Adapted from the 2019 Arctic Report Card, this map shows sea surface temperatures across the Arctic in August 2019 compared to the 1981–2010 average. The solid white area is the area covered by at least 15 percent sea ice, while the white line shows the 1981–2010 median ice extent (median means half of the years in the record had larger extents, half had smaller). With one lone exception, all the coastal seas ringing the Arctic Ocean were warmer than average (orange and red colors).
The warmth was extreme in several basins, including Russia’s Kara and Laptev Seas, and the Chukchi Sea northwest of Alaska, where temperatures in August 2019 were up to 14 degrees Fahrenheit (7 degrees Celsius) warmer than the long-term average in places. Only in the Barents Sea were waters somewhat cooler than average (light blue). These patterns in 2019 are consistent with the long-term trend across the Arctic. All of the Arctic Ocean’s coastal seas are warming in summer, except for the Barents Sea, which shows a small cooling trend. (The annual average trend in the Barents Sea, however, is warming). These trends are likely a factor in the changing location where different groups of Arctic and warmer-water fishes are being found in the Barents and Bering Seas.

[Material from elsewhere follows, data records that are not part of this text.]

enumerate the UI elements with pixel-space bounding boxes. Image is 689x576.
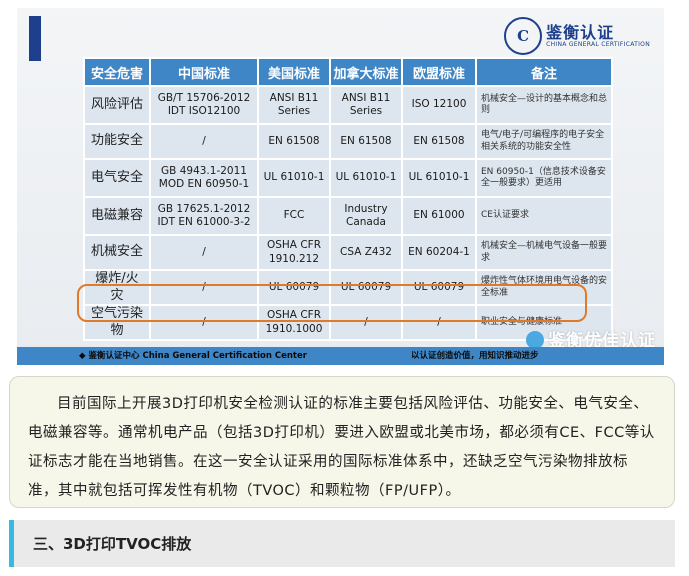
hazard-cell: 机械安全: [83, 234, 151, 271]
header-usa: 美国标准: [257, 57, 331, 87]
remark-cell: 爆炸性气体环境用电气设备的安全标准: [475, 269, 613, 306]
standard-cell: /: [329, 304, 403, 341]
slide-accent-bar: [29, 16, 41, 61]
article-paragraph: 目前国际上开展3D打印机安全检测认证的标准主要包括风险评估、功能安全、电气安全、…: [28, 396, 655, 499]
certification-logo: C 鉴衡认证 CHINA GENERAL CERTIFICATION: [504, 16, 650, 56]
hazard-cell: 电气安全: [83, 158, 151, 198]
footer-left-text: ◆ 鉴衡认证中心 China General Certification Cen…: [79, 351, 307, 361]
section-heading: 三、3D打印TVOC排放: [9, 520, 675, 567]
standard-cell: EN 61508: [257, 123, 331, 160]
hazard-cell: 爆炸/火灾: [83, 269, 151, 306]
remark-cell: CE认证要求: [475, 196, 613, 236]
standard-cell: /: [149, 269, 259, 306]
standard-cell: OSHA CFR 1910.1000: [257, 304, 331, 341]
standard-cell: UL 61010-1: [329, 158, 403, 198]
standard-cell: EN 61508: [401, 123, 477, 160]
standard-cell: /: [401, 304, 477, 341]
standard-cell: /: [149, 304, 259, 341]
standard-cell: EN 61508: [329, 123, 403, 160]
remark-cell: 机械安全—机械电气设备一般要求: [475, 234, 613, 271]
table-row: 电气安全 GB 4943.1-2011 MOD EN 60950-1 UL 61010…: [83, 158, 613, 198]
article-paragraph-box: 目前国际上开展3D打印机安全检测认证的标准主要包括风险评估、功能安全、电气安全、…: [9, 376, 675, 508]
standards-table: 安全危害 中国标准 美国标准 加拿大标准 欧盟标准 备注 风险评估 GB/T 15…: [83, 57, 613, 341]
header-eu: 欧盟标准: [401, 57, 477, 87]
standard-cell: ISO 12100: [401, 85, 477, 125]
slide-footer: ◆ 鉴衡认证中心 China General Certification Cen…: [17, 347, 664, 365]
standard-cell: EN 61000: [401, 196, 477, 236]
hazard-cell: 风险评估: [83, 85, 151, 125]
standard-cell: ANSI B11 Series: [257, 85, 331, 125]
standard-cell: EN 60204-1: [401, 234, 477, 271]
footer-right-text: 以认证创造价值，用知识推动进步: [411, 351, 539, 361]
remark-cell: 电气/电子/可编程序的电子安全相关系统的功能安全性: [475, 123, 613, 160]
standard-cell: ANSI B11 Series: [329, 85, 403, 125]
standard-cell: GB 17625.1-2012 IDT EN 61000-3-2: [149, 196, 259, 236]
standard-cell: /: [149, 123, 259, 160]
standard-cell: Industry Canada: [329, 196, 403, 236]
header-china: 中国标准: [149, 57, 259, 87]
header-hazard: 安全危害: [83, 57, 151, 87]
table-row: 电磁兼容 GB 17625.1-2012 IDT EN 61000-3-2 FCC In…: [83, 196, 613, 236]
standard-cell: UL 61010-1: [257, 158, 331, 198]
hazard-cell: 空气污染物: [83, 304, 151, 341]
logo-name-cn: 鉴衡认证: [546, 22, 615, 42]
hazard-cell: 电磁兼容: [83, 196, 151, 236]
logo-mark-icon: C: [504, 17, 543, 55]
logo-name-en: CHINA GENERAL CERTIFICATION: [546, 40, 650, 48]
standard-cell: CSA Z432: [329, 234, 403, 271]
table-row: 爆炸/火灾 / UL 60079 UL 60079 UL 60079 爆炸性气体环境用电气…: [83, 269, 613, 306]
slide-image: C 鉴衡认证 CHINA GENERAL CERTIFICATION 安全危害 …: [17, 8, 664, 365]
header-remark: 备注: [475, 57, 613, 87]
table-row: 功能安全 / EN 61508 EN 61508 EN 61508 电气/电子/可编程序的…: [83, 123, 613, 160]
standard-cell: GB 4943.1-2011 MOD EN 60950-1: [149, 158, 259, 198]
standard-cell: OSHA CFR 1910.212: [257, 234, 331, 271]
table-row: 风险评估 GB/T 15706-2012 IDT ISO12100 ANSI B11 S…: [83, 85, 613, 125]
standard-cell: /: [149, 234, 259, 271]
standard-cell: UL 60079: [257, 269, 331, 306]
standard-cell: UL 60079: [401, 269, 477, 306]
remark-cell: EN 60950-1（信息技术设备安全一般要求）更适用: [475, 158, 613, 198]
standard-cell: UL 61010-1: [401, 158, 477, 198]
section-title: 三、3D打印TVOC排放: [33, 535, 192, 553]
table-header-row: 安全危害 中国标准 美国标准 加拿大标准 欧盟标准 备注: [83, 57, 613, 87]
standard-cell: FCC: [257, 196, 331, 236]
standard-cell: GB/T 15706-2012 IDT ISO12100: [149, 85, 259, 125]
hazard-cell: 功能安全: [83, 123, 151, 160]
table-row: 机械安全 / OSHA CFR 1910.212 CSA Z432 EN 60204-1 机…: [83, 234, 613, 271]
header-canada: 加拿大标准: [329, 57, 403, 87]
standard-cell: UL 60079: [329, 269, 403, 306]
remark-cell: 机械安全—设计的基本概念和总则: [475, 85, 613, 125]
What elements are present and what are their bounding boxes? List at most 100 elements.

The extreme warmth in coastal Arctic seas lingers into fall, delaying the ice freeze-up. The delay may benefit the shipping, tourism, and commercial fishing industries, but it also complicates traditional modes of transportation, disrupts feeding patterns for Arctic marine mammals and sea birds, and increases the vulnerability of coastal communities to the pounding waves brought by fall and winter storms.
This image is adapted from NOAA’s 2019 Arctic Report Card, which provides an annual update on observations from the Arctic, documenting changes in the physical environment—including sea ice, the atmosphere, snow, the Greenland Ice Sheet, and carbon stored and released by permafrost—and the impacts on people, plants, and animals that live there. This peer-reviewed collection of essays is part of NOAA’s mission to help the nation understand and prepare for the risks and opportunities of a changing climate.